Scrumptious , I could eat a whole pan .


----------



## PrincessFiona60 (Feb 17, 2013)

Gravy Queen said:


> Scrumptious , I could eat a whole pan .



See...I'm not the only one who would eat the whole pan...

Besides, I have to have something really good every once in a while to remind myself what good food tastes like...


----------



## forty_caliber (Feb 17, 2013)

I wasn't happy with the way this dish turned out.  Too much liquid.  I'm not sure if the potatoes added to the problem or not.  This needs more research and development.  

.40


----------



## forty_caliber (Feb 24, 2013)

I replaced the original recipe in this thread with another.  This one is came together nicely.  The step of boiling the potatoes in milk before baking makes a nice thick sauce.  

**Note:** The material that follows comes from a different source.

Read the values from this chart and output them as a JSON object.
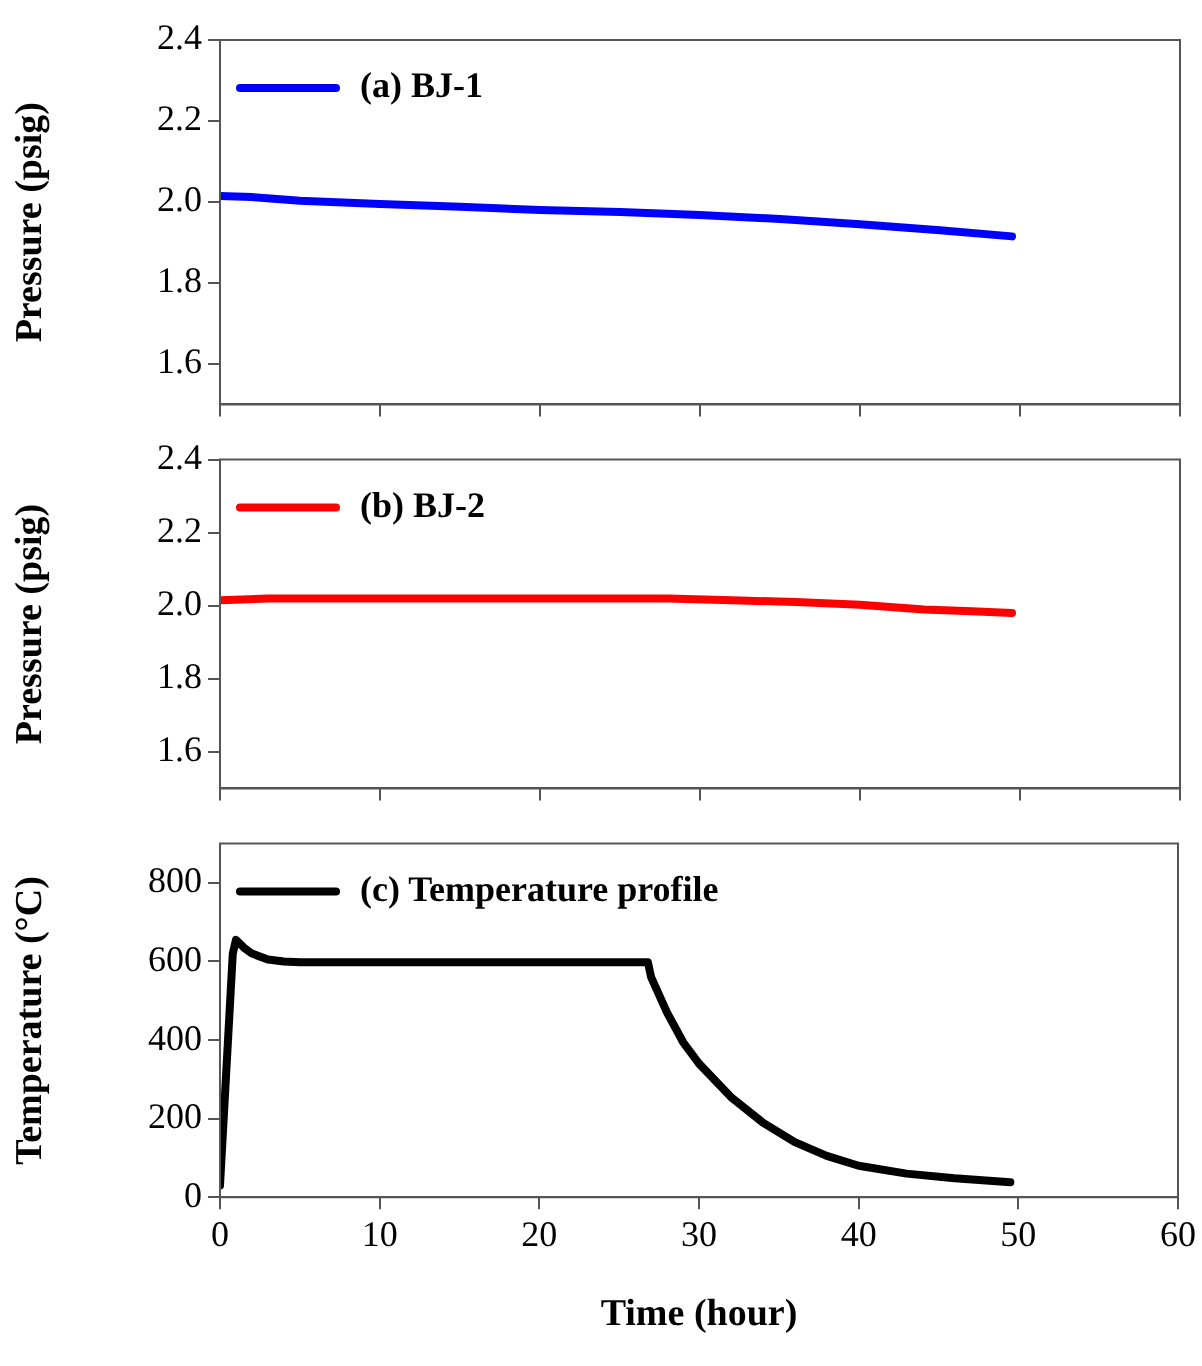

PF will want to eat the whole pan now for sure!

.40


----------



## forty_caliber (Feb 24, 2013)

Here is a pic of the batch from today.


----------



## Dawgluver (Feb 24, 2013)

forty_caliber said:


> Here is a pic of the batch from today.



Oh my.  Looks lovely, .40!  I would eat the whole pan too!


----------



## PrincessFiona60 (Feb 24, 2013)

I have my fork ready...


----------



## frenchguycooking (Mar 27, 2013)

This looks very good ! Thanks for sharing ! I ve got a different recipe i will post


----------



## Snip 13 (Mar 28, 2013)

Yum!!!!! That looks amazing


----------